The Raptors and Pacers split their season series at two games apiece with the road team winning in each of their four meetings. ... The first three meetings were each decided by two points and according to Raptors Media Relations they are the only two opponents in the NBA this season to have played three games decided by two or less. ... The Raptors have been held under 20 assists in all four games against Indiana this season. The team has registered 19 or fewer assists in eight of 14 games since the trade for Gay following a stretch where they exceeded 20 dimes in 22 of 23 prior to the deal. ... The Pacers have won 11 of their last 14, the last four at Toronto's ACC and improve to 12-5 in the second night of a back-to-back. ... Toronto finished the month of February with a record of 7-5, it's first winning month since January of 2010 (10-5). ... Despite missing have of his free throws on Friday, DeRozan has now attempted six or more shots from the line in a career-best eight straight games. ... Terrence Ross, who did not see the floor in the Cavaliers loss and has fallen out of favour in the Toronto rotation, logged 12 minutes. The rookie guard was held scoreless on 0-of-4 shooting. ... Pacers forward Danny Granger did not play in the second half as the team opted to rest him in his fourth game back from a knee injury that kept him out of 55 contests this season. Granger came off the bench to score eight points in nine first-half minutes before taking the rest of the night off.  

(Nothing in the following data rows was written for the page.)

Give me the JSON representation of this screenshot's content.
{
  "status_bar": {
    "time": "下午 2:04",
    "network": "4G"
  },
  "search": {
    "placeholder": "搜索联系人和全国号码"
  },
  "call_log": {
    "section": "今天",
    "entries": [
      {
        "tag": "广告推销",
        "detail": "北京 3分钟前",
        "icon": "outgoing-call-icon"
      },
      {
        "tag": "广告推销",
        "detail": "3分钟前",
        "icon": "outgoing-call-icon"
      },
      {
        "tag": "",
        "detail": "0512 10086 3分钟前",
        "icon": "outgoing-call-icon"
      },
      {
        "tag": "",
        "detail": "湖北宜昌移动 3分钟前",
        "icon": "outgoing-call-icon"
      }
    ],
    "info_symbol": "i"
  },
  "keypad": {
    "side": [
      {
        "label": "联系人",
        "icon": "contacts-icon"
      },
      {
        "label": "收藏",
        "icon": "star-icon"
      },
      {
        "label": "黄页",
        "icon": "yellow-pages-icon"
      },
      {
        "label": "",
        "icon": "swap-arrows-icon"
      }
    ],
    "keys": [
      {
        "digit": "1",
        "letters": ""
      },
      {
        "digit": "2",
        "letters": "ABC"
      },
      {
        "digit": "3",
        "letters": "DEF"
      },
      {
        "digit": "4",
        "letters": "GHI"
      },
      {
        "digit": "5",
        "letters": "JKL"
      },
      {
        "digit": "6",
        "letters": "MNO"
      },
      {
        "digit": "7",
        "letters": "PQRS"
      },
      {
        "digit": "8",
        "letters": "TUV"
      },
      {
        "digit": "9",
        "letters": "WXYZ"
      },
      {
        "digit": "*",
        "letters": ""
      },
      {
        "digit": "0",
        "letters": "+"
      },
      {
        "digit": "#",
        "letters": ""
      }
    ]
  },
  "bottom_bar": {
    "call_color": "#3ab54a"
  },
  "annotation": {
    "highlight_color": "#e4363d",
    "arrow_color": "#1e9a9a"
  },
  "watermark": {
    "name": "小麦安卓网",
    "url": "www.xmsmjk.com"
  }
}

"You are talking about one of the best defensive teams in the league. That is the level we have to get ready for. We have to develop that mentality. That is playoff basketball. We have to be able to execute against that type of basketball and that type of physically. Everything has to be with force."
-- Casey

"It's not that our guys are not competing it's just understanding how [we've] got to do it and the physicality and the force we've got to do it with."
-- Casey

Up Next

The Raptors open a four-game road trip in Milwaukee on the second night of a back-to-back Saturday night, a must-win if they hope to keep their playoff aspirations alive. Toronto sits 6.5 games behind the eighth-seeded Bucks for the final playoff spot in the Eastern Conference going into a crucial meeting on Saturday -- 8:30 PM tip on TSN2. With their slim postseason odds dwindling by the loss, another lackluster outing in Milwaukee could represent the unofficial nail in their 2012-13 coffin.